Alert reader K recently sent me a link to this excellent (if occasionally grumpy) Guardian article by British author Anthony Horowitz. It’s a good article from a published author, who, like all authors (published or not), has been doing a lot of reevaluation of the role of traditional publishers. After listing some negatives, then some positives, he eventually ends in what I think of as the “Annie Hall” stance, from the last big joke, punchline and moral of that film:
ALVY: It was great seeing Annie again and I realized what a terrific person she was and how much fun it was just knowing her and I thought of that old joke, you know, the, this, this guy goes to a psychiatrist and says, ‘Doc, uh, my brother’s crazy, he thinks he’s a chicken,’ and uh, the doctor says, ‘well why don’t you turn him in?’ And the guy says, ‘I would, but I need the eggs.’ Well, I guess that’s pretty much now how I feel about relationships. You know, they’re totally irrational and crazy and absurd and, but uh, I guess we keep going through it…because…most of us need the eggs.
But, as I see it, Horowitz and Alvy from Annie Hall have the same problems. Alvy believes that there’s always going to be problems with Relationships, just as Horowitz believes there’s always going to problems with Publishers, but neither is really committed to figuring out if there’s something maybe THEY are at least contributing the something wrong that’s causing those problems. Horowitz’s stance toward publishers is “But what do I get out of it?” which is what Alvy’s (and most everyone else’s) stance toward Relationships is too. Maybe the reason publishing houses and the people who work there are difficult to work with is because they have had to spend so much of their professional lives working with self-absorbed, irascible, self-aggrandizing, egotistical and megalomaniacal writer types.
Another problem with the Annie Hall stance, and this follows from the first, is that neither Anthony nor Alvy are committed to changing in any real way to try and build a unique, special, and meaningful relationship with publishers or girlfriends, respectively. They’re content to just accept as given that craziness is part of the process, there’s nothing you can do about it, and we all just have to settle for the status quo, but gosh don’t you love the status quo.
Worst of all, though, is the cocky, invisible assumption that underlies the Annie Hall proposition, namely that we all are going to have infinite chances to keep trying to make things work. It’s ok if Alvy didn’t make things work with Annie (or any of her substitutes) because there will always be more Relationships.

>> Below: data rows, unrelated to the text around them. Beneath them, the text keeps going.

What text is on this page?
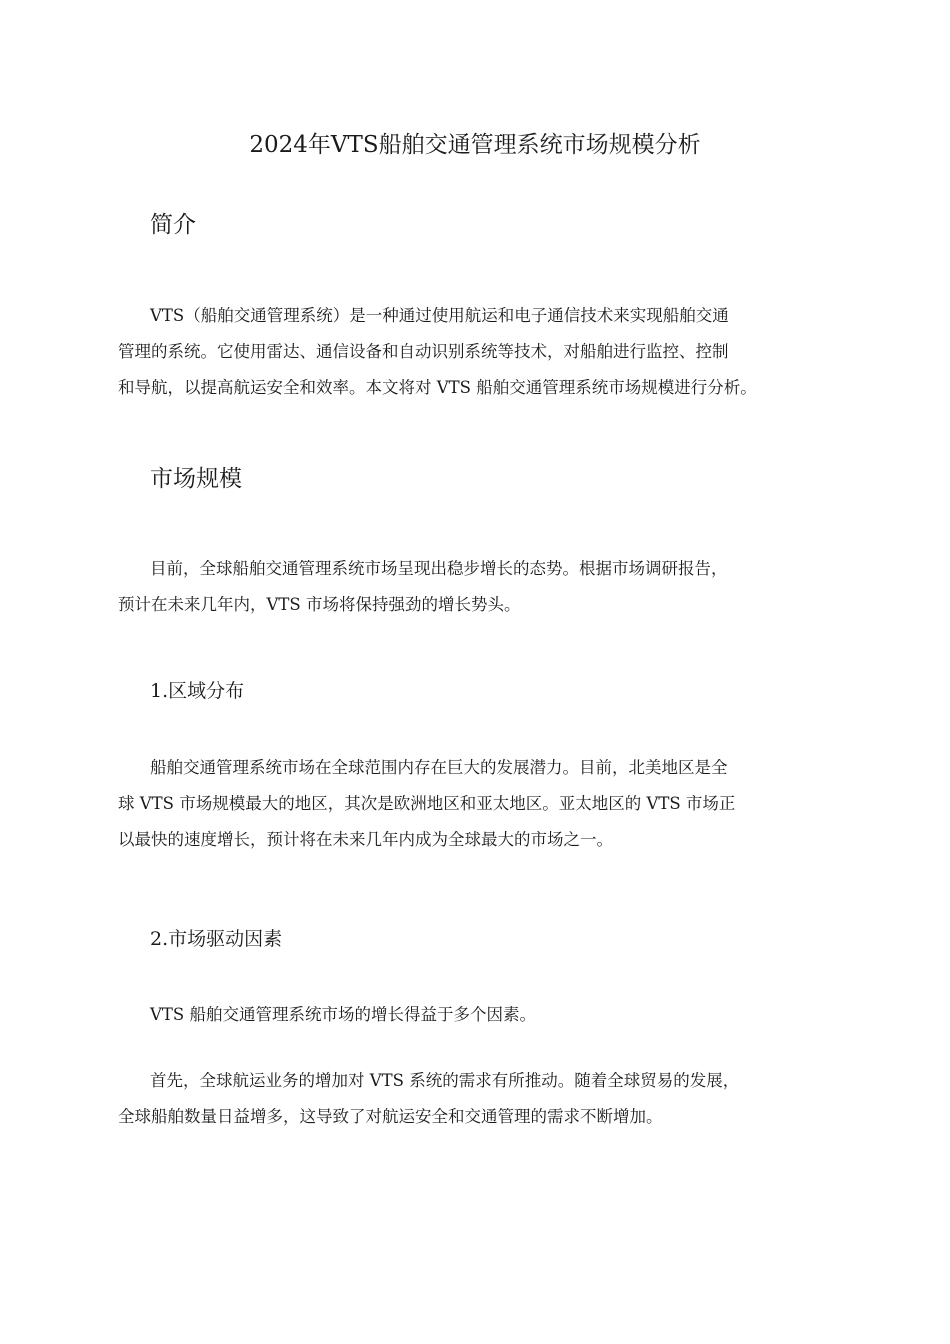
2024年VTS船舶交通管理系统市场规模分析
简介
VTS（船舶交通管理系统）是一种通过使用航运和电子通信技术来实现船舶交通
管理的系统。它使用雷达、通信设备和自动识别系统等技术，对船舶进行监控、控制
和导航，以提高航运安全和效率。本文将对 VTS 船舶交通管理系统市场规模进行分析。
市场规模
目前，全球船舶交通管理系统市场呈现出稳步增长的态势。根据市场调研报告，
预计在未来几年内，VTS 市场将保持强劲的增长势头。
1.区域分布
船舶交通管理系统市场在全球范围内存在巨大的发展潜力。目前，北美地区是全
球 VTS 市场规模最大的地区，其次是欧洲地区和亚太地区。亚太地区的 VTS 市场正
以最快的速度增长，预计将在未来几年内成为全球最大的市场之一。
2.市场驱动因素
VTS 船舶交通管理系统市场的增长得益于多个因素。
首先，全球航运业务的增加对 VTS 系统的需求有所推动。随着全球贸易的发展，
全球船舶数量日益增多，这导致了对航运安全和交通管理的需求不断增加。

It’s ok if authors don’t work with publishers to build a more 21st century relationship, because publishers will get by doing their thing in the way they’ve always done and always will.
I think this is the most pernicious assumption writers are making today. Most writers, it seems to me, agree that publishers do provide some good and we don’t want them to go away, but … fixing all the other broken parts of their business model should be their business. Meanwhile, we writers are just going to go over here now and publish with Apple or Amazon or publish on our own and badmouth the publishers over here… The implication here is that once publishers get their shit together, and give us some more reason to value them, then the ego-tripping writers will be ready to receive them.
Well, I’m sorry, but I just don’t think the world works that way. Horowitz does nail it when he says, “I see us as being very much connected in a fast-changing market where the values we most share could be the first to be thrown out of the window.” It’s true. We are all connected. The successful writers, the unread, the publishers and even the unpublishable adorers of all things Story. If writers don’t keep feeding publishers the good stories they need to survive, we’re not going to keep having publishers around to separate the wheat from the chaff.
Maybe that won’t be so bad, it’s true, I freely admit that. Yeah, sure, maybe we can figure out other ways of doing it, but the thing is: what if we can’t? And what if we can’t, but we also can’t resurrect publishing either? What happens to the literary ecosystem then? Maybe it won’t be good and maybe it will be permanent. Maybe everything will be fine, but if there’s even a tiny chance that world without publishers will be a diminished world, I think that possibility needs to be hanging out where all the writers can see it while they’re formulating their own opinions, don’t you?